Frente a la procesión cerrada de sujetos idénticos, la democracia propone algo
mucho más humilde: la convivencia entre los distintos. En España, pensamos que
era posible rescatar la idea de ciudadanía, negada durante los cuarenta años de
la dictadura franquista, haciéndola coincidir en la periferia con fenómenos de
construcción nacional, intocables por el Estado en su delirio adoctrinador y
tremendamente útiles para garantizar mayorías parlamentarias a cambio de privilegios
económicos y la plena independencia en la gestión de sus asuntos. De esta
forma, Cataluña y el País Vasco instalaron el dogma de que la pluralidad era lo
que España les debía, al tiempo que negaban cualquier desviación interna.
El fraude conocido de que allí el
autogobierno escondiera la estimulación del ‘hecho diferencial’ se recibía
desde Madrid con cínica indolencia. Los dirigentes españoles creyeron tener la
razón del estado de derecho mientras ellos se armaban de mentiras y establecían
los cimientos de una tribu impermeable. Hoy se dice que el ‘Procés’ ha
destruido el catalanismo. Es posible, pero lo que está más allá de toda duda es
que el movimiento se forjó en la identidad hostil hacia España. El pujolismo
era, finalmente, esto.
Por
ese motivo, los recientes acontecimientos quizás sirvan para acercar el foco a
la realidad catalana, a su verdadero paisaje que no es, en absoluto, homogéneo
y puro, sino integrado por ideas que deben convivir en su diversidad. Los
grandes partidos confiaron hasta el último momento -quizás, aún confían- en el
advenimiento de un caballero blanco del nacionalismo; Santi Vila, por ejemplo.
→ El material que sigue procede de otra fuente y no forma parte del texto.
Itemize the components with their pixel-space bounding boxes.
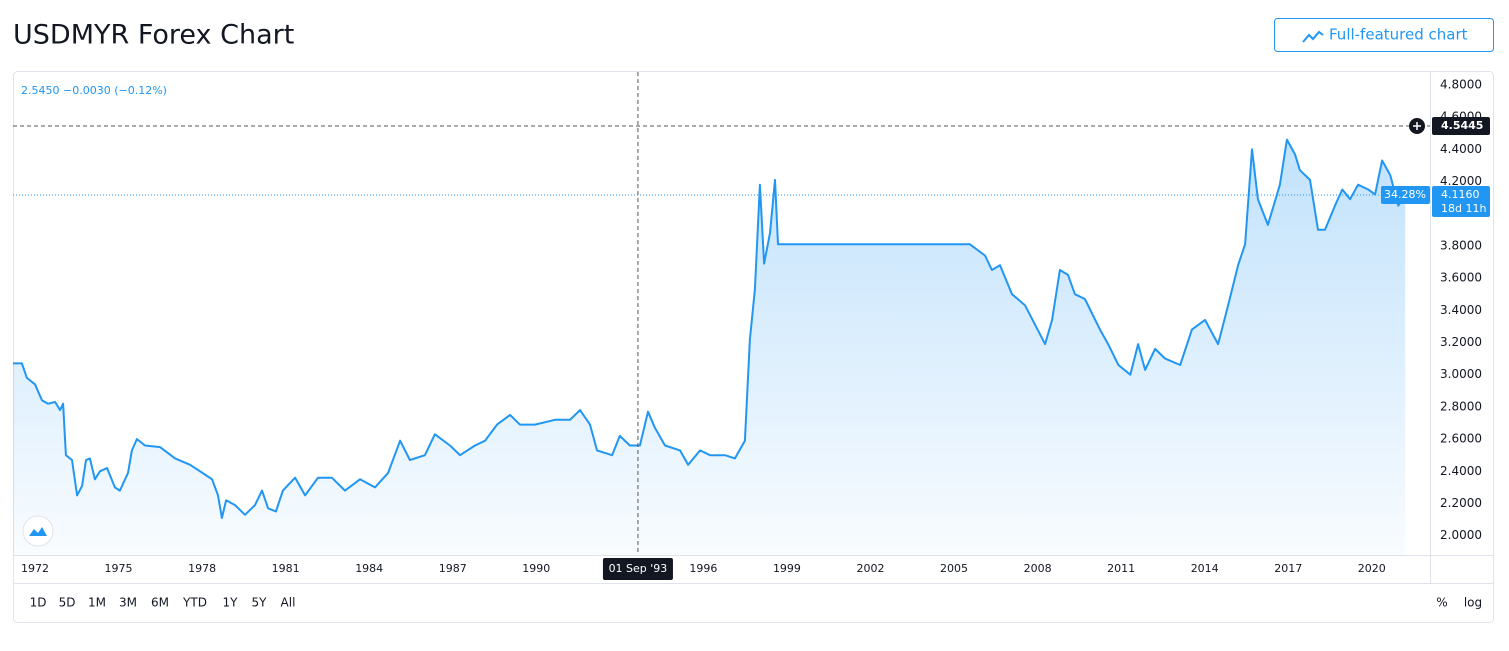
x-tick-label: 2014 xyxy=(1191,562,1219,575)
range-button[interactable]: All xyxy=(281,596,296,610)
y-tick-label: 3.8000 xyxy=(1440,238,1482,252)
y-tick-label: 3.4000 xyxy=(1440,303,1482,317)
button-frame[interactable] xyxy=(1274,18,1494,52)
x-tick-label: 1987 xyxy=(439,562,467,575)
chart-frame xyxy=(13,71,1494,623)
crosshair-price-label: 4.5445 xyxy=(1441,119,1483,132)
last-price-label: 4.1160 xyxy=(1441,188,1480,201)
y-tick-label: 2.8000 xyxy=(1440,399,1482,413)
y-tick-label: 4.2000 xyxy=(1440,174,1482,188)
x-tick-label: 1975 xyxy=(105,562,133,575)
y-tick-label: 3.0000 xyxy=(1440,367,1482,381)
change-label: 34.28% xyxy=(1384,188,1426,201)
button-label[interactable]: Full-featured chart xyxy=(1329,26,1468,44)
x-tick-label: 1999 xyxy=(773,562,801,575)
x-tick-label: 1972 xyxy=(21,562,49,575)
x-tick-label: 2008 xyxy=(1024,562,1052,575)
y-tick-label: 2.0000 xyxy=(1440,528,1482,542)
price-line xyxy=(13,138,1407,519)
x-tick-label: 1981 xyxy=(272,562,300,575)
y-tick-label: 3.2000 xyxy=(1440,335,1482,349)
countdown: 18d 11h xyxy=(1441,202,1486,215)
range-button[interactable]: 1Y xyxy=(223,596,239,610)
logo xyxy=(22,515,54,547)
legend: 2.5450 −0.0030 (−0.12%) xyxy=(21,84,167,97)
last-price-box xyxy=(1432,186,1490,218)
y-tick-label: 2.6000 xyxy=(1440,432,1482,446)
crosshair-date-label: 01 Sep '93 xyxy=(609,562,668,575)
y-tick-label: 2.2000 xyxy=(1440,496,1482,510)
x-tick-label: 2005 xyxy=(940,562,968,575)
plot xyxy=(13,72,1430,555)
scale-button[interactable]: log xyxy=(1464,596,1482,610)
x-tick-label: 2002 xyxy=(856,562,884,575)
y-tick-label: 3.6000 xyxy=(1440,271,1482,285)
range-button[interactable]: 1M xyxy=(88,596,106,610)
toolbar: 1D 5D 1M 3M 6M YTD 1Y 5Y All% log xyxy=(30,596,1483,610)
range-button[interactable]: 1D xyxy=(30,596,47,610)
change-box xyxy=(1381,186,1430,205)
x-tick-label: 1990 xyxy=(522,562,550,575)
range-button[interactable]: YTD xyxy=(182,596,207,610)
range-button[interactable]: 5Y xyxy=(252,596,268,610)
y-tick-label: 4.4000 xyxy=(1440,142,1482,156)
x-tick-label: 1978 xyxy=(188,562,216,575)
full-chart-button[interactable]: Full-featured chart xyxy=(1274,18,1494,52)
area-fill xyxy=(13,139,1406,555)
crosshair-price-box xyxy=(1432,117,1490,136)
y-tick-label: 2.4000 xyxy=(1440,464,1482,478)
x-tick-label: 1984 xyxy=(355,562,383,575)
button-icon[interactable] xyxy=(1302,30,1324,43)
crosshair-date-box xyxy=(602,558,673,580)
page-title: USDMYR Forex Chart xyxy=(13,20,294,51)
range-button[interactable]: 5D xyxy=(59,596,76,610)
x-tick-label: 2020 xyxy=(1358,562,1386,575)
x-tick-label: 2017 xyxy=(1274,562,1302,575)
y-tick-label: 4.8000 xyxy=(1440,77,1482,91)
scale-button[interactable]: % xyxy=(1436,596,1447,610)
x-tick-label: 2011 xyxy=(1107,562,1135,575)
x-tick-label: 1996 xyxy=(689,562,717,575)
logo-mark xyxy=(29,527,47,536)
logo-circle xyxy=(22,515,54,547)
range-button[interactable]: 3M xyxy=(119,596,137,610)
crosshair-plus-icon[interactable] xyxy=(1413,122,1421,131)
range-button[interactable]: 6M xyxy=(151,596,169,610)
El Partido Popular y el PSOE han deseado siempre tener la fiesta en paz junto a
la derecha catalana del ‘seny’ y del dinero. La forma en que Puigdemont y
Junqueras han profanado las instituciones convence hoy de la necesidad de
aplicar el artículo 155 de la Constitución. Eso sí, la pertinaz ausencia del Estado
en Cataluña dificulta enormemente el éxito de una labor profunda, por muy
necesaria que esta sea. Hoy, se confía todo a los jueces y a los resultados de
las elecciones autonómicas de diciembre, quizás las más importantes de la
historia de España. Veremos si con eso es suficiente.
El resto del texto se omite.